Lantik Dewan Pengawas RPK, Bupati Kukar : Harus Mengikuti Perkembangan Digitalisasi

img

(Bupati Kutai Kartanegara Edi Damansyah, saat melantik Dewan Pengawas Radio Pemkab Kukar /pic :tanty)

POSKOTAKALTIMNEWS,KUKAR-Bupati Kukar Edi Damansyah melantik Dewan Pengawas Lembaga Penyiaran Publik Lokal Radio Pemerintahan Kabupaten Kutai Kartanegara (RPK) periode 2024-2029. Acara pelantikan tersebut digelar Jumat (22/3/2024) di Auditorium RPK, jalan Stadion Utara Rondong Demang Tenggarong.
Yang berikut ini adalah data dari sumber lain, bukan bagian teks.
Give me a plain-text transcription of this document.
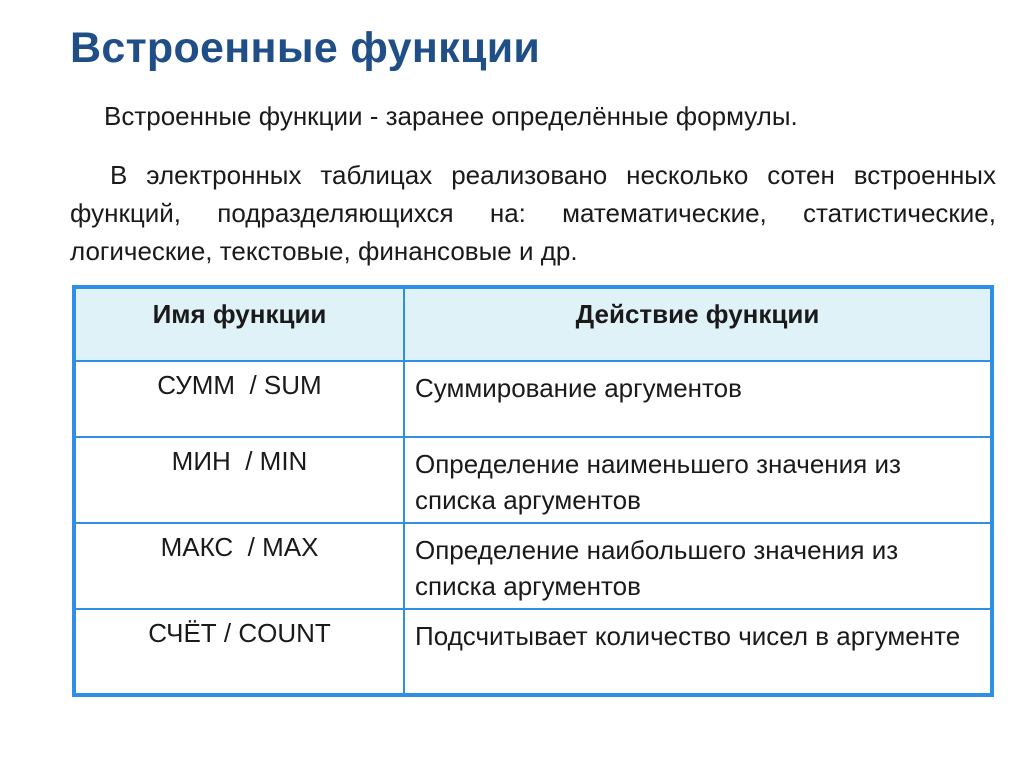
Встроенные функции
Встроенные функции - заранее определённые формулы.
В электронных таблицах реализовано несколько сотен встроенных функций, подразделяющихся на: математические, статистические, логические, текстовые, финансовые и др.
Имя функции	Действие функции
СУММ  / SUM	Суммирование аргументов
МИН  / MIN	Определение наименьшего значения из списка аргументов
МАКС  / MAX	Определение наибольшего значения из списка аргументов
СЧЁТ / COUNT	Подсчитывает количество чисел в аргументе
Anggota Dewan Pengawas yang dilantik tersebut  yaitu Dewi Ariani Dewi Ariani dari unsur Pemerintah Daerah yang juga selaku Sub Koordinator Komunikasi Pimpinan Bagian Protokol dan Komunikasi Pimpinan Setkab Kukar , Bambang Irawan dari unsur praktisi penyiaran, serta Ibramsyah Majeri dari unsur masyarakat yang juga mantan penyiar Radio RPK Kukar.

Bupati Kukar Edi Damanysah mengungkapkan bahwa keberadaan Dewan Pengawas ini merupakan organisasi yang akan bekerja bersama dengan manajemen kepengurusan RPK untuk membuat RPK lebih maju dan berkembang.

“Tiga orang yang dilantik ini sudah sesuai mengikuti prosesnya, semua sudah dijalani sesuai mekanisme, mereka ikut melakukan seleksi terbuka yang digelar oleh panitia pelaksana,” ungkap Edi Jumat (22/3/2024) kepada awak media usai melantik Dewan Pengawas tersebut.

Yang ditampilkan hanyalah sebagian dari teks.